Design Walkthrough
Problem Statement
The Question: Design a payment system like Stripe that can handle millions of credit card payments every day.
What the system needs to do (most important first):
- 1.Accept payments - When someone clicks Pay Now, charge their credit card and give money to the store.
- 2.Keep card numbers safe - Credit card numbers are secret. If hackers steal them, people lose money. We need super strong security.
- 3.Never charge twice - If something crashes, make sure we do not accidentally charge the same card twice for the same purchase.
- 4.Handle refunds - Sometimes people want their money back. We need to return the money to their card.
- 5.Catch fraud - Stop bad guys from using stolen credit cards.
- 6.Work with different cards - Support Visa, Mastercard, American Express, and others.
What to say first
Let me first understand what we are building. Should I focus on the whole payment flow (charging, refunds, sending money to stores) or just the part where we charge the card? Once I know the features, I will ask about how many payments we need to handle.
What the interviewer really wants to see: - Do you know the payment journey? (Your card gets checked by 4 different companies before saying approved) - Can you make sure the same payment is never processed twice? - Do you understand why card numbers need special protection? (There are laws about this called PCI-DSS) - What happens when something crashes in the middle of a payment?
How a payment travels (4 companies involved)
Clarifying Questions
Before you start designing, ask questions to understand what you are building. Good questions show the interviewer you think before you code.
Question 1: How big is this?
How many payments per day do we need to handle? What about during big sales like Black Friday when everyone shops at once?
Why ask this: Handling 100 payments per second needs a different design than handling 10,000 payments per second.
What interviewers usually say: 10 million payments per day. Normal times: 500 payments per second. Black Friday: 5,000 payments per second.
How this changes your design: We need many computers working together. But each payment is independent, so this is actually easier than it sounds.
Question 2: How fast should it be?
How quickly should the payment finish? Is this for online shopping or in-person at a store?
Why ask this: When you tap your card at a coffee shop, you expect it to beep in 1 second. Online, people will wait 2-3 seconds.
What interviewers usually say: Less than 2 seconds. Visa and Mastercard have a rule that payments must finish in 2 seconds.
How this changes your design: The main payment must be fast.
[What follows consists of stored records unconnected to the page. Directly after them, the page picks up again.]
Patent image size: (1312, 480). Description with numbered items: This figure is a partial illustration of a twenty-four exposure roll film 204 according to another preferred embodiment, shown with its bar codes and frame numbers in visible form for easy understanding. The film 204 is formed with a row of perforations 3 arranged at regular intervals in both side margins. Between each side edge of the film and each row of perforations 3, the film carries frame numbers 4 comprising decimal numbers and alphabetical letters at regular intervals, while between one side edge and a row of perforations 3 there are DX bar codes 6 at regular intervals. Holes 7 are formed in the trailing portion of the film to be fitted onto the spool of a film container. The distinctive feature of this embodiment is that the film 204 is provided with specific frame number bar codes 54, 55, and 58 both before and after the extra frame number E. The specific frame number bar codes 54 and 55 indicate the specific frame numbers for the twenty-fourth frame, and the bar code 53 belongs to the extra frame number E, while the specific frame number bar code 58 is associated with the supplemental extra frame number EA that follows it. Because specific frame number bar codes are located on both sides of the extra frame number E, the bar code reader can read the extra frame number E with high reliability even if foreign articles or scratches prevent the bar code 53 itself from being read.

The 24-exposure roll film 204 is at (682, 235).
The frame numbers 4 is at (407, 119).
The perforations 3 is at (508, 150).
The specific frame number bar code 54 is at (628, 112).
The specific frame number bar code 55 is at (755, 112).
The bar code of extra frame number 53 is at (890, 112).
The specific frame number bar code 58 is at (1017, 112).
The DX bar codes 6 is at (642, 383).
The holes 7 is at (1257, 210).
We can do slower things (like updating reports) later in the background.
Question 3: What kinds of payments?
Just one-time payments? Or do we also need subscriptions (like Netflix charging you every month automatically)?
Why ask this: Subscriptions are more complicated. We need to remember cards and charge them again later.
What interviewers usually say: Start with one-time payments. Mention how subscriptions would work, but do not spend too much time on it.
How this changes your design: For subscriptions, we need to save card information (safely!) and have a system that wakes up and charges people on schedule.
Question 4: Which countries and currencies?
Are we handling just US dollars? Or do we need to support euros, yen, and other currencies?
Why ask this: Different countries have different rules and different payment methods.
What interviewers usually say: Start with US dollars and the main cards (Visa, Mastercard). Mention that we could add other currencies later.
How this changes your design: For multiple currencies, we need to convert money and work with banks in different countries.
Summarize your assumptions
Let me summarize what I will design for: 10 million payments per day, payments must finish in 2 seconds, US dollars only, Visa and Mastercard, full payment flow (charge, capture, refund), and we must follow the card security laws (PCI-DSS).
The Hard Part
Say this to the interviewer
The hardest part of payments is making sure we never charge someone twice, even when computers crash. Think about it: what if our system crashes AFTER charging the card but BEFORE saving that we charged it? When it restarts, it does not remember. If it tries again, the person pays twice!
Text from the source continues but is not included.